Irish Permanent led the way in 1994, giving 300 free shares per member. These were valued at IR£1.80 ( 2.29) on the first day of trading, yielding an immediate windfall of 685. Today this basic holding would be worth 5,800, boosted by loyalty shares and especially by the 1999 merger that created Irish Life & Permanent. The group still has 130,000 shareholders with fewer than 1,000 shares each on the books, suggesting that many people are hanging on to the free shares they got back in 1994.
It has been a rockier ride at First Active. Its shares tanked within months of coming to the market in 1998, and many customers must have regretted the decision not to jettison their 450 free shares at the flotation price of 2.86.
But payday eventually arrived in 2004, when Royal Bank of Scotland paid 6.20 a share to acquire the former building society, boosting the average windfall to more than 3,000.
Insurance companies are far less egalitarian when it comes to ditching their mutual status, dividing the spoils in favour of customers who have been on the books for longest and especially those with the biggest policies.
Norwich Union gave a minimum 150 free shares to all qualifying members when it went to the stock market in 1997, although some people got a lot more.
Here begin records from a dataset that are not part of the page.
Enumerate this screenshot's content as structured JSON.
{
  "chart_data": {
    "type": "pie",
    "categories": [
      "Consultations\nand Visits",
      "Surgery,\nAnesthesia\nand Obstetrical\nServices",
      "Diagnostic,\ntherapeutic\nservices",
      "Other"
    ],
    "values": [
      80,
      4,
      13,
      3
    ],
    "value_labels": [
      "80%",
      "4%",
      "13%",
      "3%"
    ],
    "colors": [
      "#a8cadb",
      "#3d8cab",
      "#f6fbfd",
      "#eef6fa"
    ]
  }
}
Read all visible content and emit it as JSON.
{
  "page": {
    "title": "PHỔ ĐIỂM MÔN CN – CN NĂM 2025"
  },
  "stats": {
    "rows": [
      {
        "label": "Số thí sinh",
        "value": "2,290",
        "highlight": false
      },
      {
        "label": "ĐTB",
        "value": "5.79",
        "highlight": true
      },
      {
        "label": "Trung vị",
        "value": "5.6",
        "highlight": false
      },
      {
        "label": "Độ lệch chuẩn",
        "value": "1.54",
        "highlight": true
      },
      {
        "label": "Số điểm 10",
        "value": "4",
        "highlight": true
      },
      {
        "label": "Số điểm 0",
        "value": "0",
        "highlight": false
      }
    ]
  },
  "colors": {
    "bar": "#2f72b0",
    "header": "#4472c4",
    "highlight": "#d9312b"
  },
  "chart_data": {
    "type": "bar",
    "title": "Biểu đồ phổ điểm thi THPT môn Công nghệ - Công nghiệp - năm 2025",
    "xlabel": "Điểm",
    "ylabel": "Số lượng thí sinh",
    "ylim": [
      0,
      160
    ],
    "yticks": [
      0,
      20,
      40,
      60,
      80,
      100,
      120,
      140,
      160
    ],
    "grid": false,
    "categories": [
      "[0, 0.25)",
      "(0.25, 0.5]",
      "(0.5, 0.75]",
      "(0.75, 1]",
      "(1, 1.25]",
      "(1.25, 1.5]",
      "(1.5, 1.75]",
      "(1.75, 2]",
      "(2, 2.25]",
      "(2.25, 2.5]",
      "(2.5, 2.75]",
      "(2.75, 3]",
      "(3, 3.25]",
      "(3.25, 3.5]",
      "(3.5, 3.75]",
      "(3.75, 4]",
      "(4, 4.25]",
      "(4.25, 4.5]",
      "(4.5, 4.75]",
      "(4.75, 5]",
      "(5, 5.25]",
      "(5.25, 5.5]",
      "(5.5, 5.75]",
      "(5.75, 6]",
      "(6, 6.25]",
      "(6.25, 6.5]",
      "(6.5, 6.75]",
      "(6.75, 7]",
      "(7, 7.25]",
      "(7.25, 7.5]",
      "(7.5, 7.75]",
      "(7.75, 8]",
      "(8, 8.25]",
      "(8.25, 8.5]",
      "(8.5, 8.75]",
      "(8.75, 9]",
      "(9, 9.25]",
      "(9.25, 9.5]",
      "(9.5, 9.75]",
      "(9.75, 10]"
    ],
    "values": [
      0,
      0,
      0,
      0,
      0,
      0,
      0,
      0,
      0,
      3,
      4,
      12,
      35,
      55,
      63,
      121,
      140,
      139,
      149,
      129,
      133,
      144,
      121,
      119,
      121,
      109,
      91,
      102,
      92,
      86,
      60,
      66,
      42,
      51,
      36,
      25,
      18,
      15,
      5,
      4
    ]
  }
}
It also whetted the Irish appetite for carpetbagging, with thousands of people signing up for lastminute policies just to get their hands on the free shares.
The result of that was that, while Ireland made up only 5% of Norwich Union's assets, it accounted for 15% of the insurer's shareholders after the flotation.
Canada Life sparked another carpet-bagging frenzy in the run up its stock market debut in Toronto in 1999.
Takeover speculation meant that the shares always performed well and, when the company was eventually bought out in 2003 by another Canadian insurer, GreatWest Life, the 25,000 Irish people who had held on to their free shares pocketed a 170m windfall.
Scottish Provident was another cash cow for 75,000 Irish people who shared a 500m jackpot, with a minimum 800 payout per member, when it was bought by Abbey National in 2001.
The bad news for carpetbaggers is that they are running out of targets. Once Standard Life goes to market, no other insurance company of any size will remain in customers' hands.
Building societies are also an endangered species and the EBS will be the last of its type when Nationwide eventually demutualises. The new legislation unveiled last week will bolster the EBS's defences against carpetbaggers considerably. Once it is enacted, members will be effectively gagged from even discussing demutualisation.
This privilege will be retained for directors only and, as long as the present board is in place, hell will freeze over before demutualisation is put to the vote at the EBS.